Jamais l’histoire récente du Liban ne nous aura enseigné avec autant de clarté l’importance du concept de la " neutralité ". Jamais l’histoire récente du Liban ne nous aura donné de meilleur momentum pour repenser notre société et l’économie de demain, une économie résiliente, viable et dynamique.
La région du Moyen-Orient est en pleine ébullition avec les pays du Golfe qui cherchent à freiner la stratégie expansionniste de la République islamique iranienne. Son issue ne pourra que léser une partie de la famille plurielle libanaise et cantonner encore plus le Liban dans un rôle de terrain d’affrontement régional qui a tué, blessé, déplacé et humilié des centaines de milliers de libanais durant les dernières décennies.
La colère suscitée suite aux déclarations du ministre libanais de l’Information, qui ont été conçues comme étant de nature contraire aux politiques des pays arabes du GCC, les a conduits à prendre des mesures isolant davantage le Liban. La domination progressive du Hezbollah, puissant mandataire politique et fidèle allié de l’Iran au Liban, et de ses alliés au sein des derniers gouvernements libanais montre l’influence iranienne croissante au Liban. L’Arabie saoudite a pris la mesure la plus radicale en 2017, lorsqu’elle a forcé le Premier ministre de l’époque, Saad Hariri, à annoncer sa démission, en invoquant la domination du Hezbollah.

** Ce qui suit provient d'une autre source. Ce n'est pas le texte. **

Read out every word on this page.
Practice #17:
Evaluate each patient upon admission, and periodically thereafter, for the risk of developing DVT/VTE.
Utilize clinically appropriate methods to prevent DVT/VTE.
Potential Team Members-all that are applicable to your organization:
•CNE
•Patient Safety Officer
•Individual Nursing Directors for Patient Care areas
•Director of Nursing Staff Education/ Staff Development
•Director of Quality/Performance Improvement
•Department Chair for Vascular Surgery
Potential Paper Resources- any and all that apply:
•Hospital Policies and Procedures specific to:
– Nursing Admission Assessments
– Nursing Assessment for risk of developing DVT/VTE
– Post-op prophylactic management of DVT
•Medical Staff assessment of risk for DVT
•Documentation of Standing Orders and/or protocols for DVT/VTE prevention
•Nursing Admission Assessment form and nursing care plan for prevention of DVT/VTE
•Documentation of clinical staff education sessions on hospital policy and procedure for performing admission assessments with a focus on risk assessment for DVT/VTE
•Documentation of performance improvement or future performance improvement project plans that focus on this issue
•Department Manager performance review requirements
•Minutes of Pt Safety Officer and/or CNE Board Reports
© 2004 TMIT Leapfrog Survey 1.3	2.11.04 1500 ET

Dans l’espoir qu’une telle crise diplomatique se règle de manière pacifique, il ne fait aucun doute qu’elle laissera de graves empreintes sur une nation déjà en crise profonde et à la recherche d’une sortie bien nécessaire pour réduire les énormes pressions économiques sur sa population. En effet, les exportations libanaises vers les pays du GCC s’élèvent à 1 milliard de dollars par an, soit près de 35 % du total des exportations libanaises, ainsi que 3 milliards de dollars en envois de fonds annuels émanant de la diaspora de 380 000 Libanais dans le GCC. Les impacts sur le pays du Cèdre de cette géopolitique tourmentée sera un coup dur, car l’interdiction d’importation signifie la perte de millions de dollars en devises étrangères dont le pays a désespérément besoin. Et toute nouvelle escalade pourrait compromettre l’emploi de plus de 350 000 Libanais dans les États arabes du Golfe, qui envoient des millions de dollars dans leur pays.
Compromettre ces flux de capitaux vers le Liban aura des répercussions catastrophique sur l’activité économique au Liban qui a déjà enregistré une chute sans précédent avec le PIB qui a perdu plus de $30bn pour atteindre $19bn en 2020. Une situation qui devrait se poursuivre en 2021, surtout que le premier trimestre de cette année a connu une nette augmentation des importations parallèlement à une baisse des exportations. La balance commerciale du Liban a enregistré un déficit de 2,63 milliards de dollars sur le premier trimestre de 2021, en augmentation de 30,5 % par rapport à celui de 2,02 milliards du premier trimestre de l’année dernière.
Le Liban doit impérativement s’attaquer à son déficit commercial chronique. Le déficit commercial du Liban avec ces 5 pays de l’axe iranien (Russie, Iran, Chine, Venezuela, Cuba, Syrie) a représenté 13% du déficit commercial total en 2017, contre une contribution de seulement 1% pour les pays du Golfe. Si le Liban est amené à développer des relations commerciales avec les pays de l’axe iranien au dépend de celui des pays du Golfe, cela ne ferait qu’aggraver encore plus la situation et il sera désormais impossible au Liban d’aboutir à une situation d’équilibre commerciale durable à long terme.
Cependant, il est possible de transformer cette crise en une opportunité, en redéfinissant la politique étrangère du pays. Une politique qui vise à défendre autant l’intérêt national que celui du citoyen libanais, d’œuvrer au développement du pays et au bien-être de sa population, tout en préservant la diversité enrichissante de sa société.
Le Liban doit donc déclarer sa neutralité aussi bien par fidélité à sa vocation originelle que dans le but d’instaurer un mécanisme vertueux prémunissant ses communautés des influences destructrices émanant de l’étranger.
Elle n’implique pas une démission du Liban face à Israël et un renoncement aux causes arabes. Bien au contraire, elle implique un endossement objectif des causes communes à la communauté arabe et un non-alignement sur les dossiers conflictuels. La question d’Israël n’en subit donc aucune modification et devra continuer à être régie par l’accord d’armistice de 1949 et par les différentes résolutions de l’ONU qui consacrent le droit du Liban face à Israël.
La neutralité est aujourd’hui plus que jamais réalisable, les Libanais ayant finalement intégré la notion du ni " vainqueur, ni vaincu " et payé de leur personne l’asservissement chronique à l‘étranger de ces dernières décennies.